Amendment to bring clarity to Research and Development tax breaks

An amendment to the provisions in the Income Tax Act which govern incentives for research and development (R&D) in the private sector is likely to add impetus to private investment resulting in the creation of jobs and contributing to national growth. That’s according to a director from a leading Audit Firm, who says that while tax breaks for R&D have been in place for some time, their effectiveness is limited.

“In the present guise, Section 11D of the Income Tax Act gives rise to problems due to the lack of a concrete and precise definition of R&D. This shortcoming is addressed in the draft Taxation Laws Amendment Bill 2011,” she explains.

She says the problems with the extant legislation include unnecessary audit scrutiny of genuine value-add R&D, in terms of which taxpayers who have submitted claims have no way of knowing whether or not these will be approved. “Furthermore, the responsibility for determining eligibility for a refund fell to SARS; however, SARS does not have the technical expertise to evaluate technical R&D claims, while the Department of Science and Technology’s involvement in the approval process is insufficient.”
Additionally, she says there are areas that are unclear, especially with regards to the information and communications technology industry. “There is a need to clarify the industry-activities and related expenditure which are eligible for the allowance,” she notes. “Add to that, the current Section 11D indicates that payment for R&D services undertaken by another organisation unnecessarily gives rise to a claim that the funding mechanism amounts to a recoupment.
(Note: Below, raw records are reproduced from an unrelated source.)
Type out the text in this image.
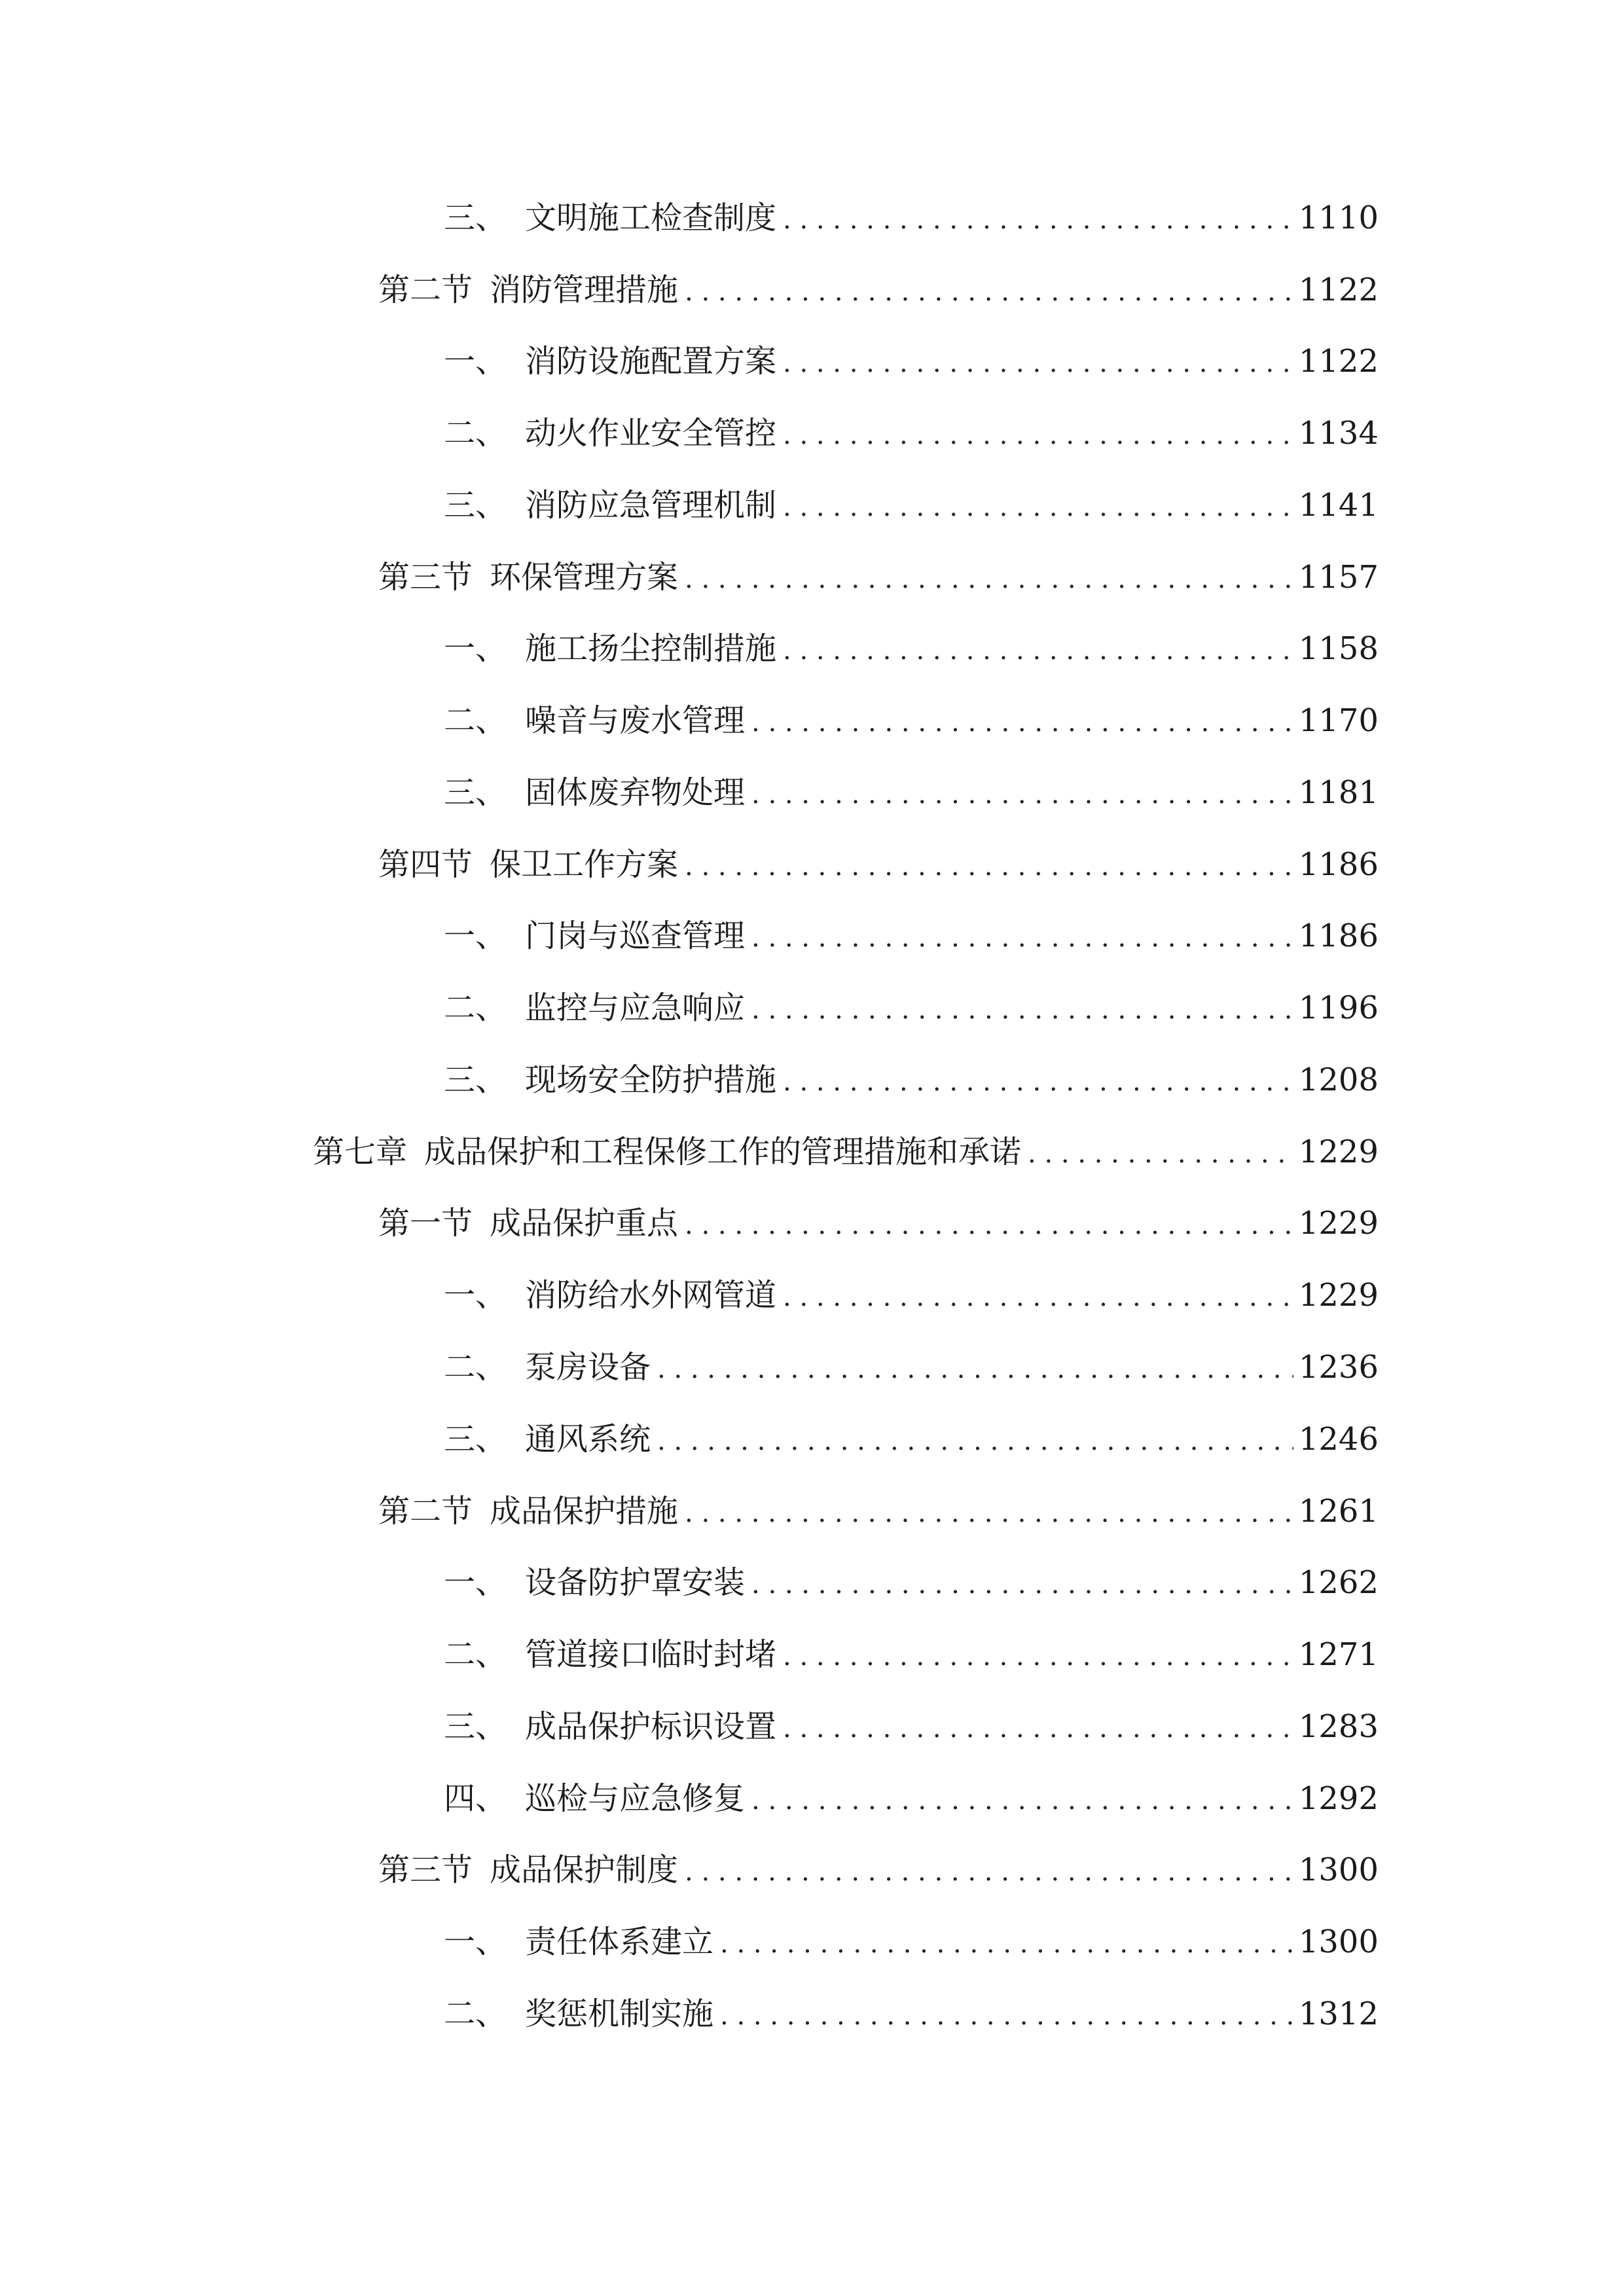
三、 文明施工检查制度 . . .	1110
第二节 消防管理措施 . . .	1122
一、 消防设施配置方案 . . .	1122
二、 动火作业安全管控 . . .	1134
三、 消防应急管理机制 . . .	1141
第三节 环保管理方案 . . .	1157
一、 施工扬尘控制措施 . . .	1158
二、 噪音与废水管理 . . .	1170
三、 固体废弃物处理 . . .	1181
第四节 保卫工作方案 . . .	1186
一、 门岗与巡查管理 . . .	1186
二、 监控与应急响应 . . .	1196
三、 现场安全防护措施 . . .	1208
第七章 成品保护和工程保修工作的管理措施和承诺 . . .	1229
第一节 成品保护重点 . . .	1229
一、 消防给水外网管道 . . .	1229
二、 泵房设备 . . .	1236
三、 通风系统 . . .	1246
第二节 成品保护措施 . . .	1261
一、 设备防护罩安装 . . .	1262
二、 管道接口临时封堵 . . .	1271
三、 成品保护标识设置 . . .	1283
四、 巡检与应急修复 . . .	1292
第三节 成品保护制度 . . .	1300
一、 责任体系建立 . . .	1300
二、 奖惩机制实施 . . .	1312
Simply put, this makes it uneconomical for an organisation to undertake R&D services on behalf of another.”

She says National Treasury believes these issues necessitate the amendment of the current R&D legislation, a move for which she has praise. “Successful R&D can and does stimulate economies; South Africa has a dire unemployment problem and government has stated that job creation is a central objective. Clarification of this legislation should play a part in stimulating innovation, which in turn can help to add to the economy and the country’s growth.”

The proposed legislation now includes a definition for ‘research and development’ and offers two levels of qualification. If taxpayers are performing R&D they will automatically qualify for a 100% deduction of those direct R&D expenses. A further 50% deduction will apply to additional qualifying activities. These activities will be assessed by an adjudication committee pre-approval process, managed by the Minister of Science and Technology. Qualifying activities include an assessment of the scientific and innovative nature of the research and development; the extent to which the R&D will provide skills development and employment creation in South Africa; and the extent to which the R&D activities will provide synergies with other initiatives or economic activities undertaken within the country.

Notably, she says, the adjudication committee’s role will be to evaluate claims from a technical/innovation and South African development stand point, while the role of SARS will be to evaluate the eligible expenditure.

The National Treasury has indicated that the proposed legislation will be effective on or after 1 April 2012 but before 1 April 2017 and operational for expenses incurred as of 1 January 2012.

The leading Audit Firm will participate in this process as advocates for clarifying and improving legislation on behalf of its clients. “Furthermore, we urge interested parties to lend their voice to the proposed amendments; the goal is to improve the draft legislation for taxpayers, which will also deliver advantages for the country as a whole,” she concludes.